What you have seen with your eyes do not bring hastily to court, for what will you do in the end if your neighbor puts you to shame? Proverbs 25, verse 8.
My youngest daughter has moved out. We moved her to Colorado this past weekend, where she will work and go to school now. I got home Monday after a whirlwind drive up and back, and this morning is only the second back in Texas without her in it. Of course there were many tears in parting on Saturday night, some happy tears and some sad. She made this choice, and I respect her for it; she has wanted to move back to Colorado since we left there for Texas six years ago. It’s true that I wish she hadn’t, that I wish she had wanted to stay closer to North Texas, where we could spend more time together now that she’s an adult on her own. But if she had chosen to live life based on what I want instead of what she wants, well, that wouldn’t have been right. It would have been a half-life and a compulsion instead of independence.
She’s one of the more fiercely independent people I know, and I’m thankful for that because it’s a trait that will serve her well now that she’s on her own. She’s smart, resourceful, resilient, and very attractive; she can succeed anywhere she goes. At this point in her new life ‘back home’ I hope she remembers this verse. I hope she remembers it because this is a trying time for her, what with struggling to make ends meet, remaking old relationships and forging new ones, and learning her way around an old but newly strange place before the snow flies.
I hope she remembers the verse so that she is prudent with her words and doesn’t jump to conclusions. People will do you wrong, and people will wrong her there, especially if she is alone and vulnerable. When we are genuinely wronged, or when someone genuinely hurts us, we should seek redress, even if it is in the courts. When we aren’t wronged, when there is only perception and innuendo, it becomes more difficult. The verse cautions us to not do so in haste. When things happen, it is wise to let the effect and meaning of them sink in instead of rushing to judgment or rushing for judgment. All too often, we don’t see the big picture and that causes more trouble when we make hasty judgments.
Take a couple of my friends from online. I got de-friended again, but also blocked this time and I still don’t know why.
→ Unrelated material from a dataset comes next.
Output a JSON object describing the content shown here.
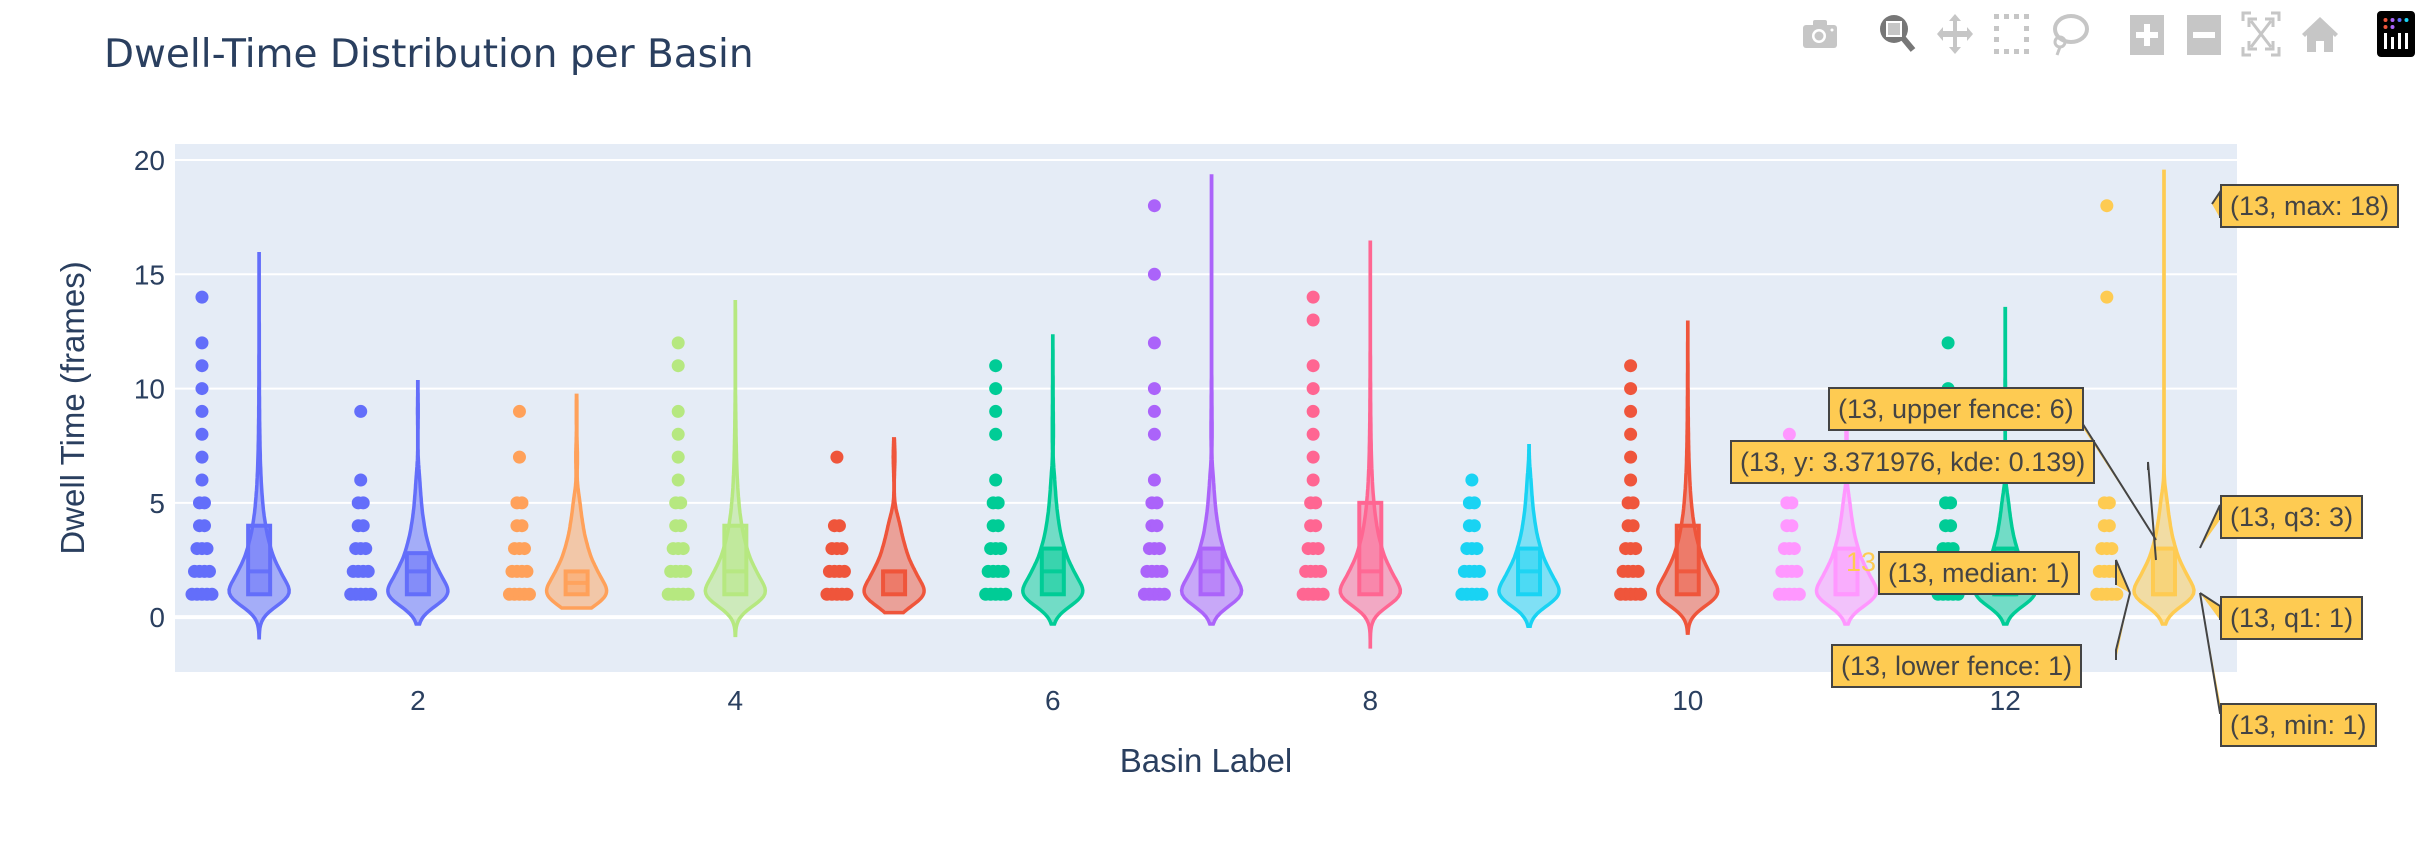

Several of my acquaintances were having an online discussion on someone’s page and brought my name into the mix. I didn’t even know about it until I went to the friend’s page. When I saw my name I posted “please leave me out of it.” I didn’t think it was inappropriate; maybe I should have just let it slide instead. Anyway, it started a series of other discussions (which I did stay out of) and a bunch of drama that ended in my being blocked. The callous part of me says “no big deal and no big loss” but they were my friends and I don’t know why it happened. I can honestly say I didn’t instigate or give them cause to do so, but it bothers me to not know. It would be very easy to speculate as to why it happened, and to pass judgment and move on in anger.
It would also be wrong, un-Christian, and inappropriate. The better approach, I see, is to sit back and watch, and to not rush to judgment. God doesn’t rush to judgment; why should I? I’m sure my friends had good reason for what they did. I’ll trust that God leads them as He does and that things generally work out for the best anyway.
I’ll trust that for Youngest Daughter as well. I hope she heeds the words of the verse, just as I hope she carves out some private time for her and God in His Word at this time. When times get tough – and they will – I know she’ll find strength and comfort in that. Absorbing His Word builds patience and wisdom. It helps us to be shrewd and discerning instead of reactionary and emotional. She’s moved out and is moving on. Moving in His direction will never lead her wrong.